MRG: How did the idea for the book, Building Brands, first come about? And can you tell us about any surprising discoveries or particular challenges during the research process?
GOY: The topic of architectural branding grew out of an interest in how design and architecture engage people and shape human activities. I became involved with branding as a practicing architect and interior designer at Gensler New York. Together in an interdisciplinary team, we designed branded environments for companies like Toys R Us, International Center for Photography, and Bally. I was immediately fascinated by the practice of branding as an alternate lens of design. I found brand design to be in some ways more creative, interdisciplinary, and service-oriented than the world-renowned architecture firms that I had worked in previously. Architecture firms, especially those lead by famous architects, approach design as the development of a signature design.
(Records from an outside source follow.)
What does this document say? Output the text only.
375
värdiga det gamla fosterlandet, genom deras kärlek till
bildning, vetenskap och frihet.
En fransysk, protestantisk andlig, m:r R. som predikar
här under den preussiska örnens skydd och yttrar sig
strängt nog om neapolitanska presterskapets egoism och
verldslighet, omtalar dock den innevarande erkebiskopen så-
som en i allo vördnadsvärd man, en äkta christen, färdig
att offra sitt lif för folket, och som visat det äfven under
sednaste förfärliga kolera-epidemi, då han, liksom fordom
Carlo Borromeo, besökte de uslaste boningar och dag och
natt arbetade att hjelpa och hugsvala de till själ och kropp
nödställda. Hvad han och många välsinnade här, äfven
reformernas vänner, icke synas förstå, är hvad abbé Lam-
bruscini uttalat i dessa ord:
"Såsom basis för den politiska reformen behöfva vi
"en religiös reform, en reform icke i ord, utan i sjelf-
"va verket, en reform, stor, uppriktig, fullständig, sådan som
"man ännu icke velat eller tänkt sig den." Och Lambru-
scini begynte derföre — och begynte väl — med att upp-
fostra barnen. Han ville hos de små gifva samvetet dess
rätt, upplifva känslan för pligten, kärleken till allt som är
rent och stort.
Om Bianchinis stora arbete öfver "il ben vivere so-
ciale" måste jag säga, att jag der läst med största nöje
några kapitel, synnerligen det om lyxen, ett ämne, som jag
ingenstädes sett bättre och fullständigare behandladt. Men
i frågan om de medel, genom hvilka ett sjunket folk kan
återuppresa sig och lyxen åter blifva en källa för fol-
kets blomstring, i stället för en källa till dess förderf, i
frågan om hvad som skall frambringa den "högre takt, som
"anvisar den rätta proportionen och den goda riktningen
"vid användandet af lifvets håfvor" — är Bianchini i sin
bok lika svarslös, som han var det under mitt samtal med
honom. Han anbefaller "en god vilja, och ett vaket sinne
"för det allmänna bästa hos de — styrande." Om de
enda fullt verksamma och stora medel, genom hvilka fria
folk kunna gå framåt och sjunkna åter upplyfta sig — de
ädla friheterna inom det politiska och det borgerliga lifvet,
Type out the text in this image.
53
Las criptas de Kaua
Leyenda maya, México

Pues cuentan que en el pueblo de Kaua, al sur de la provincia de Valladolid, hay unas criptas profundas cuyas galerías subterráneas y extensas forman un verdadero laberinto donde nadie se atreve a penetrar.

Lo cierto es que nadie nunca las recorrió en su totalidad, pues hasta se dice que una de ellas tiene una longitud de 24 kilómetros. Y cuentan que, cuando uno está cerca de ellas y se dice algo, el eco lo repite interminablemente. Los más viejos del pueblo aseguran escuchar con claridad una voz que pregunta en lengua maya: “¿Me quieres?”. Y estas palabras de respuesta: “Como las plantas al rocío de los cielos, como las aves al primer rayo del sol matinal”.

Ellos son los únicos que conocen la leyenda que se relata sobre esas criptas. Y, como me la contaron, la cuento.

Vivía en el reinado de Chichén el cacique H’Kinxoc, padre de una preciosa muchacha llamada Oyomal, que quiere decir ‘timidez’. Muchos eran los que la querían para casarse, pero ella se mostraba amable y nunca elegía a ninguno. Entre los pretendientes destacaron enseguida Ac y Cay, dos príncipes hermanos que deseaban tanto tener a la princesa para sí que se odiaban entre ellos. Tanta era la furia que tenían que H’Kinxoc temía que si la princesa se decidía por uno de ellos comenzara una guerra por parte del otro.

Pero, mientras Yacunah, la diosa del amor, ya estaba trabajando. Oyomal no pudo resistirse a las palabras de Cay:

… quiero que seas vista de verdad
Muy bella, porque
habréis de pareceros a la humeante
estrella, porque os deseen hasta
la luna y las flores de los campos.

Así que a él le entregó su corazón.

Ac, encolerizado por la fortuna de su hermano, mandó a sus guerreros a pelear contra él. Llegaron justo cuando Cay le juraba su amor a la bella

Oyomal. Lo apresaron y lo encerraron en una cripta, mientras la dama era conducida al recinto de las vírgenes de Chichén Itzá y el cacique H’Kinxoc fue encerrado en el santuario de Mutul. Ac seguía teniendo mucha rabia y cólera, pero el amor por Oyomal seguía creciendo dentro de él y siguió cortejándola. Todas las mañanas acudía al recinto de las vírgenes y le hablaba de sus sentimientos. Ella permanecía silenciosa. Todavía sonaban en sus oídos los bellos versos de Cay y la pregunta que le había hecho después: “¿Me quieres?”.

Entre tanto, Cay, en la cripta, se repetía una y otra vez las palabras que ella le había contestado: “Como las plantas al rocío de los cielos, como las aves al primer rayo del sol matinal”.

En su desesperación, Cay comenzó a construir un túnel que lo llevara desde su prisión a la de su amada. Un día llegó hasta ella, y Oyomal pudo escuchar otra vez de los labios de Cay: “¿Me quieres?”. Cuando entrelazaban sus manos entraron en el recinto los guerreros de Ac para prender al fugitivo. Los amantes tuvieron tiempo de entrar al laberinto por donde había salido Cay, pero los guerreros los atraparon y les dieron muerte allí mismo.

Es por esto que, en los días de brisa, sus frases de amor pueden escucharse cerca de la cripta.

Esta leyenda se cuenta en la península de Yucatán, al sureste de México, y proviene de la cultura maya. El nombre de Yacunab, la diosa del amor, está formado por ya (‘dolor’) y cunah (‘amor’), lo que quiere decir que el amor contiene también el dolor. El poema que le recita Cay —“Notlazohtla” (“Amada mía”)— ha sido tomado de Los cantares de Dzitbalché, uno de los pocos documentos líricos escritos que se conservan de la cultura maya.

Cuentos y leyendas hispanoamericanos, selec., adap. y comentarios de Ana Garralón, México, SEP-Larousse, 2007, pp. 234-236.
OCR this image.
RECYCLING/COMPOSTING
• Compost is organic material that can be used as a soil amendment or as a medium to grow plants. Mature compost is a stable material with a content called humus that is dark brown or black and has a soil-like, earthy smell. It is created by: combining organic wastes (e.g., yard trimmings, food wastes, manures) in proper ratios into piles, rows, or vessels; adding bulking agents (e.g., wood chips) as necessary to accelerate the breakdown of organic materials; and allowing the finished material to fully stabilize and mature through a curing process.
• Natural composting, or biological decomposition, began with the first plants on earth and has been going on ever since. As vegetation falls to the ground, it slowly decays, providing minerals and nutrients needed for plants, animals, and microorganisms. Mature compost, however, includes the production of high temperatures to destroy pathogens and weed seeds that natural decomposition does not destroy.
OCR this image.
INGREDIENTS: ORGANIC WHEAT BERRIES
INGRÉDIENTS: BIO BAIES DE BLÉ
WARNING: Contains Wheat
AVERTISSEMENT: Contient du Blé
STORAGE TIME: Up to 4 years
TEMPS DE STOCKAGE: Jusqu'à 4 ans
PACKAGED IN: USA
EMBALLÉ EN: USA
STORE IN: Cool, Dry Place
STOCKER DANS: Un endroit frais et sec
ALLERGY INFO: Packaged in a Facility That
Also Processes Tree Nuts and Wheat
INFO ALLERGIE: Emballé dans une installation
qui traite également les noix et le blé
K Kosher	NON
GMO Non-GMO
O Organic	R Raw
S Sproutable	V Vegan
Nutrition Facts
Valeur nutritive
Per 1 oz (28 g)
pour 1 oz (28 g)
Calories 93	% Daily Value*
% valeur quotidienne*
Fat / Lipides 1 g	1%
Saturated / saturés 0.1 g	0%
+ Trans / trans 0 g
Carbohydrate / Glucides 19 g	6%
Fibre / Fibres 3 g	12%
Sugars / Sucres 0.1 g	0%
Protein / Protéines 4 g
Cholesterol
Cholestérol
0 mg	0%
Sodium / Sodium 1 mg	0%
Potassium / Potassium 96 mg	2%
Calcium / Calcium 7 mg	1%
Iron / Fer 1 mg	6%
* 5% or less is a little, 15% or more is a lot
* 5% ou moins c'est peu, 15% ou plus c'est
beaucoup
By comparison, I found that with brand design, the script was flipped—the process was not a realization of an architect’s vision, but about coming up with new design ideas to define the client's identity. This invigorating and very freeing experience left deep impressions on me. As I embarked on my doctoral studies in architectural history and theory with these insights, I felt I could offer a unique perspective.
The greatest challenge of researching corporations is accessing their archives as they generally do not welcome outside researchers. Yet this is what I needed to do in order to bring a new interdisciplinary lens to architectural history by seeking to answer my initial question: Did the clients seek advertising and branding through the architecture that they commissioned? For my research on how architecture served as branding, it was imperative to reveal the company’s motivations about the architecture it commissioned. I quickly discovered that the best way to research a company’s papers is to study defunct companies. When a company goes out of business or gets bought out by another company, its extant archival papers— inter-office memos, board meeting minutes, letters between clients and architects, annual reports, employee magazines, in short, all the documents it leaves behind, end up in a publicly accessible repository. What I unearthed from the abundant Philadelphia Saving Fund Society and Röhm and Haas archives were just such fine-grained documents that informed and supported my hunch that architecture in the form of corporate headquarters served their clients as far more than offices to house their employees, but as important promotional tools and as a communication medium to the public.